Furthermore, the comprehensive model highlights the importance of considering the full load-deformation loop in strain wave gear design. The backlash is not a static property but a function of the operating conditions. For ultra-precision applications, one might even consider the micro-slip at the tooth contacts or the influence of manufacturing errors like tooth profile deviations. However, the model presented here, centered on compensating for the load-induced torsional rotation of the flexspline, represents a significant advancement over traditional methods that treat backlash as a fixed geometric clearance. It bridges the gap between pure kinematics and structural mechanics for the strain wave gear.

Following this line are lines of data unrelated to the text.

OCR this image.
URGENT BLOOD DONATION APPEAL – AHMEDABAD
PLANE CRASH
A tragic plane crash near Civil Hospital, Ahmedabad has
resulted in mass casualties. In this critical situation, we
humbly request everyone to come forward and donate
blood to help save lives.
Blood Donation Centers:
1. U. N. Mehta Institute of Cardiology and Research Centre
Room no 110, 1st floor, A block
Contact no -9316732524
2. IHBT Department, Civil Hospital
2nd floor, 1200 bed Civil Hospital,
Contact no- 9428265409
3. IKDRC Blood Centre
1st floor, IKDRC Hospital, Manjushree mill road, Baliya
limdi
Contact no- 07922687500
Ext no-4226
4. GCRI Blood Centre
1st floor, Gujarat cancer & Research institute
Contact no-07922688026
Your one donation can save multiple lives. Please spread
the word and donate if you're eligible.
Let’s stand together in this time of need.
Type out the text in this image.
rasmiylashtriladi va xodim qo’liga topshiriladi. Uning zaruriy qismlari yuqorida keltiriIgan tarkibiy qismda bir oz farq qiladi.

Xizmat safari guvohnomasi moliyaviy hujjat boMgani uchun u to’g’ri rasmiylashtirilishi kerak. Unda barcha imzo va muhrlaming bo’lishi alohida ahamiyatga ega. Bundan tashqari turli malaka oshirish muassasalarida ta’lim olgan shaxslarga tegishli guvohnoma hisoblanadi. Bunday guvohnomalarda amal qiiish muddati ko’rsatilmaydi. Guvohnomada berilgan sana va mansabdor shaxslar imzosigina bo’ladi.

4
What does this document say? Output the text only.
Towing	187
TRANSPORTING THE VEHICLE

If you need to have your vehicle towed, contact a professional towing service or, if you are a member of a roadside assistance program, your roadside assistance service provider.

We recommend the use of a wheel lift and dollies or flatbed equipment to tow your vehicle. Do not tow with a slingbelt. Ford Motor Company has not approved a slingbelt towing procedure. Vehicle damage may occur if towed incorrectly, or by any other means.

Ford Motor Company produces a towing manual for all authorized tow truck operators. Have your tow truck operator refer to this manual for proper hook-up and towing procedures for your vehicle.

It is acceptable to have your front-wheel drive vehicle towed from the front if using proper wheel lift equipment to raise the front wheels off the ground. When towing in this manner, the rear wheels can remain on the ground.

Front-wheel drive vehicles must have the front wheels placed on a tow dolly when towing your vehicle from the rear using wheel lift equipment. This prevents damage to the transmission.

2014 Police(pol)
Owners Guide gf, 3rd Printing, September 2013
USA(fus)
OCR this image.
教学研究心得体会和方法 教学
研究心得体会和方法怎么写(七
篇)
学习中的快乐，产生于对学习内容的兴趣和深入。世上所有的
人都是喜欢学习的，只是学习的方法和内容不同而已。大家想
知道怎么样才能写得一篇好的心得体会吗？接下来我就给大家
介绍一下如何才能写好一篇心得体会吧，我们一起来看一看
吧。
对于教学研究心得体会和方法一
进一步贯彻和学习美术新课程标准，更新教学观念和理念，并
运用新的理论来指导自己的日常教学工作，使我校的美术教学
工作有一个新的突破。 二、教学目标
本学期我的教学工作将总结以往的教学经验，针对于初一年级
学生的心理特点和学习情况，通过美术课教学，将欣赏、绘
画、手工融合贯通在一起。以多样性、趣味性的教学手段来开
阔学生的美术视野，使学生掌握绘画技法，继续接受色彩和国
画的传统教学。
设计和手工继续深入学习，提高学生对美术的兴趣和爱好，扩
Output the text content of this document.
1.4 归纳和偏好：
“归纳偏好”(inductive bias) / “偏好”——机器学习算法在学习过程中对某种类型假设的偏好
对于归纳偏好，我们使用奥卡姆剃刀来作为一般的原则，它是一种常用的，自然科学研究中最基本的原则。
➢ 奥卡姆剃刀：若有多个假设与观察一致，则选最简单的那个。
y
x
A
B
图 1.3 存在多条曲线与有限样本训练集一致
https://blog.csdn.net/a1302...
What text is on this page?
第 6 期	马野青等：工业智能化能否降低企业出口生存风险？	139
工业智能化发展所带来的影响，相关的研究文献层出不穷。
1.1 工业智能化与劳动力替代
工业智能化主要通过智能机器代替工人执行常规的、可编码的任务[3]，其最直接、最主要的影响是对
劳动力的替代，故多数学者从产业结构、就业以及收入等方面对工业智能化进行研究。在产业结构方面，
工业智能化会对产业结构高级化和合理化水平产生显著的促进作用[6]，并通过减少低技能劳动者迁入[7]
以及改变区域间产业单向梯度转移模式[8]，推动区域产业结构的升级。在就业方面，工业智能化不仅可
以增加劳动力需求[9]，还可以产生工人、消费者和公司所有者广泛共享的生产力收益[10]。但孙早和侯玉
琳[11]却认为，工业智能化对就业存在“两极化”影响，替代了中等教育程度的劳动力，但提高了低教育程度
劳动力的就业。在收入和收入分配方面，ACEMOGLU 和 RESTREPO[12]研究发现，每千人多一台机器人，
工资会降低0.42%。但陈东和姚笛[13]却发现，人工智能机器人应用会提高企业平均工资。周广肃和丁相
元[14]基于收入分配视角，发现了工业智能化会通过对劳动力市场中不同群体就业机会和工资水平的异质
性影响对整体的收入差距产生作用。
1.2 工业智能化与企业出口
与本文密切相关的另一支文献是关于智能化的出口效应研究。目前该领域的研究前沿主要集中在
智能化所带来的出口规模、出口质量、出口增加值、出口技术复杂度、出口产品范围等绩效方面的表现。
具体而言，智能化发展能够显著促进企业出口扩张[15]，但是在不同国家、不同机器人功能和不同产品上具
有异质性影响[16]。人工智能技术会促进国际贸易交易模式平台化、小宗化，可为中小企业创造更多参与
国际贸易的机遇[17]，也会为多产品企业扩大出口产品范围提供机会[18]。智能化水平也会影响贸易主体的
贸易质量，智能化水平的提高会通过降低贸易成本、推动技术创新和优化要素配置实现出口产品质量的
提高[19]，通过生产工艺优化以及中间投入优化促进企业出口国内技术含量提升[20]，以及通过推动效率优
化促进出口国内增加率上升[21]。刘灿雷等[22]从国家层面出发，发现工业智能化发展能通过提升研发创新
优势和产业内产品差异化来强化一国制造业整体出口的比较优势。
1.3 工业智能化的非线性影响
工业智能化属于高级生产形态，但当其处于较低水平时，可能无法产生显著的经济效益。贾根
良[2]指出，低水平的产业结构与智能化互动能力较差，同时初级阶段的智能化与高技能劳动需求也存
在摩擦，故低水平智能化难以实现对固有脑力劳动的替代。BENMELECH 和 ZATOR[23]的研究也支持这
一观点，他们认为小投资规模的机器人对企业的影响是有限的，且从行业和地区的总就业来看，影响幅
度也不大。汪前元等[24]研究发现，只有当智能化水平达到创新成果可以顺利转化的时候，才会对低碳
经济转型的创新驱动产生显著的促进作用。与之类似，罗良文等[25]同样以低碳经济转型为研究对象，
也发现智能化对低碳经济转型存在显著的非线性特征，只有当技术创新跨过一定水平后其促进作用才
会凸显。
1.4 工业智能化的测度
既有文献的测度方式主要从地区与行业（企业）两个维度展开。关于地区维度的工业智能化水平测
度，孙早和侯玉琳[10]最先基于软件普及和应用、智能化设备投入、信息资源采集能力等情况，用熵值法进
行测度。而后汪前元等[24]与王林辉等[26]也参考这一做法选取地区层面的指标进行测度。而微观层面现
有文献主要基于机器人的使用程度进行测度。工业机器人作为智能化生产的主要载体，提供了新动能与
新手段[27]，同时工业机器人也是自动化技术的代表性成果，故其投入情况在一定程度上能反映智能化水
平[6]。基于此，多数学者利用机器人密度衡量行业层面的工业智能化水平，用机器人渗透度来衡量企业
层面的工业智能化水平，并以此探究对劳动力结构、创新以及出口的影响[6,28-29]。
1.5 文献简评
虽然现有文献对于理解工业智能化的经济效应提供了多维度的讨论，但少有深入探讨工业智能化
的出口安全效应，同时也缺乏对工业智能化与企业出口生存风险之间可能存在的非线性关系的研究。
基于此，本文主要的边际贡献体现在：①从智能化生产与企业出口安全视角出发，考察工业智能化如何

In conclusion, my detailed exploration into the backlash calculation for strain wave gears has led to the development of an enhanced kinematic model that integrates the elastic torsional deformation of the flexspline under load. By deriving the tooth profile equations based on the deformed neutral axis and introducing a compensating additional rotation angle $\phi_0$, the model achieves greater accuracy in predicting the operational clearances. The validity and determination of the key parameter $\phi_0$ are robustly supported by finite element analysis, as demonstrated in the case study of a four-force model strain wave gear. This integrated approach—combining analytical kinematics with numerical structural analysis—provides a powerful framework for the design and optimization of strain wave gears, enabling engineers to better control and minimize backlash. Future work will focus on extending this model to include dynamic effects, thermal deformations, and the coupling between multiple meshing tooth pairs, further pushing the boundaries of precision in strain wave gear transmission systems. The continued refinement of such models is essential as strain wave gears find ever more demanding applications in advanced robotics and mechatronics.